The 2007 Pan Am Games is always mentioned as a success story, when no significant incidents were reported among participants and the 700,000 visitors. And the fact FIFA has chosen Brazil to host the World Cup is seen as a vote of confidence.
"The Pan American Games are a reference for us," said Brazil's sports minister, Orlando Silva. "Rio showed technically that it can host the (Olympic) games. We showed that it is possible."
The World Cup is seen by the IOC as both positive and negative for Rio's bid. It will help Brazil's preparation, but at the same time it will create marketing challenges.
Other concerns surrounding Rio's bid include a shortage of hotel rooms and challenges to guarantee effective transportation to visitors and participants, although officials say all that has to be solved ahead of the World Cup.
In addition, some local critics say funds from Rio's Olympic budget of more than $14 billion – the largest among the four finalists – would be better spent on the city's pressing social, education and security needs.
Yet Brazil might be in best position economically among all four bidders, having been judged by some as the least affected by the global crisis.

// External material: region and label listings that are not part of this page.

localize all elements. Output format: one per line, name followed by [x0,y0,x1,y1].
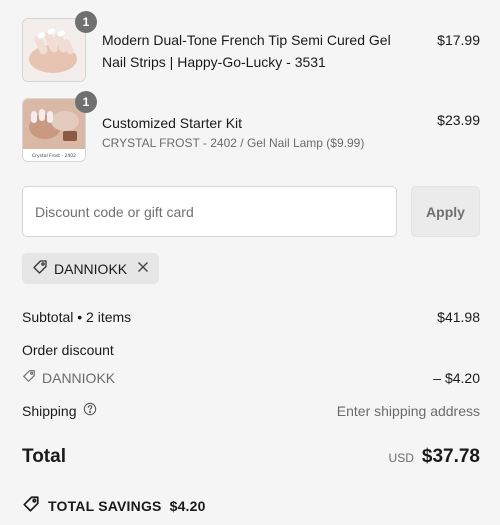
tag-icon [32,259,48,278]
product-thumbnail: Crystal Frost - 2402 1 [22,91,97,162]
discount-value: – $4.20 [433,369,480,386]
savings-value: $4.20 [169,497,206,514]
currency-code: USD [388,451,414,465]
tag-icon [22,369,36,386]
product-title: Modern Dual-Tone French Tip Semi Cured G… [102,29,391,73]
total-value: $37.78 [421,446,480,467]
line-item: 1 Modern Dual-Tone French Tip Semi Cured… [22,11,480,82]
product-title-line-2: Nail Strips | Happy-Go-Lucky - 3531 [102,54,326,70]
shipping-label-wrap: Shipping [22,402,97,419]
product-variant: CRYSTAL FROST - 2402 / Gel Nail Lamp ($9… [102,136,365,150]
help-circle-icon[interactable] [83,402,97,419]
quantity-badge: 1 [75,91,97,113]
applied-discount-tag: DANNIOKK [22,253,160,284]
order-discount-label: Order discount [22,342,114,358]
apply-discount-button[interactable]: Apply [411,186,480,237]
product-title-line-1: Modern Dual-Tone French Tip Semi Cured G… [102,32,391,48]
product-image [23,19,85,81]
subtotal-value: $41.98 [437,309,480,325]
total-amount-wrap: USD $37.78 [389,446,480,468]
shipping-label: Shipping [22,402,77,419]
product-price: $17.99 [437,32,480,48]
close-icon[interactable] [137,260,149,277]
order-discount-row: Order discount [22,342,480,358]
product-image: Crystal Frost - 2402 [23,99,85,161]
product-price: $23.99 [437,112,480,128]
product-image-caption: Crystal Frost - 2402 [32,153,76,159]
subtotal-row: Subtotal • 2 items $41.98 [22,309,480,325]
line-item: Crystal Frost - 2402 1 Customized Starte… [22,91,480,162]
shipping-value: Enter shipping address [336,402,480,419]
total-label: Total [22,446,66,467]
subtotal-label: Subtotal • 2 items [22,309,132,325]
applied-discount-code: DANNIOKK [54,260,128,277]
savings-label: TOTAL SAVINGS [48,497,162,514]
total-savings: TOTAL SAVINGS $4.20 [22,495,206,516]
product-title: Customized Starter Kit [102,115,243,131]
discount-code-info: DANNIOKK [22,369,115,386]
discount-code-row: DANNIOKK – $4.20 [22,369,480,386]
discount-code-input[interactable] [22,186,397,237]
product-thumbnail: 1 [22,11,97,82]
quantity-badge: 1 [75,11,97,33]
discount-code-label: DANNIOKK [42,369,116,386]
savings-tag-icon [22,495,40,516]
total-row: Total USD $37.78 [22,446,480,468]
shipping-row: Shipping Enter shipping address [22,402,480,419]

Most of the venues are already in place, and the majority of the competitions would take place by some of the city's upscale beaches. The opening and closing ceremonies would be held at Maracana stadium, while the athletics events would be at the Engenhao stadium, which was built for the Pan Am Games and would have its capacity temporarily increased from 45,000 to 60,000.
Rio officials remain extremely confident, saying the positives by far outweigh the negatives. Bid leader Nuzman – who is an IOC member – has been instrumental, and his lively presentations promoting the city have gained popularity among IOC members, which could be decisive.
Put it all together – the natural beauty, the facilities, the personalities, the chance to make history – and it's indisputable that Rio is a top contender, with a better chance of hosting the games than the first three times it tried, in 1936, 2004 and 2012.
"The Olympic Games in Rio is not just another event. It will be 'the event.' It will be a transforming occasion for a city, for a country and to engage a continent," said Carlos Osorio, secretary general for Rio's bid. "There's no doubt about it. The historic decision is Rio and Brazil. The others were historic at their time. Now, we believe it's our time."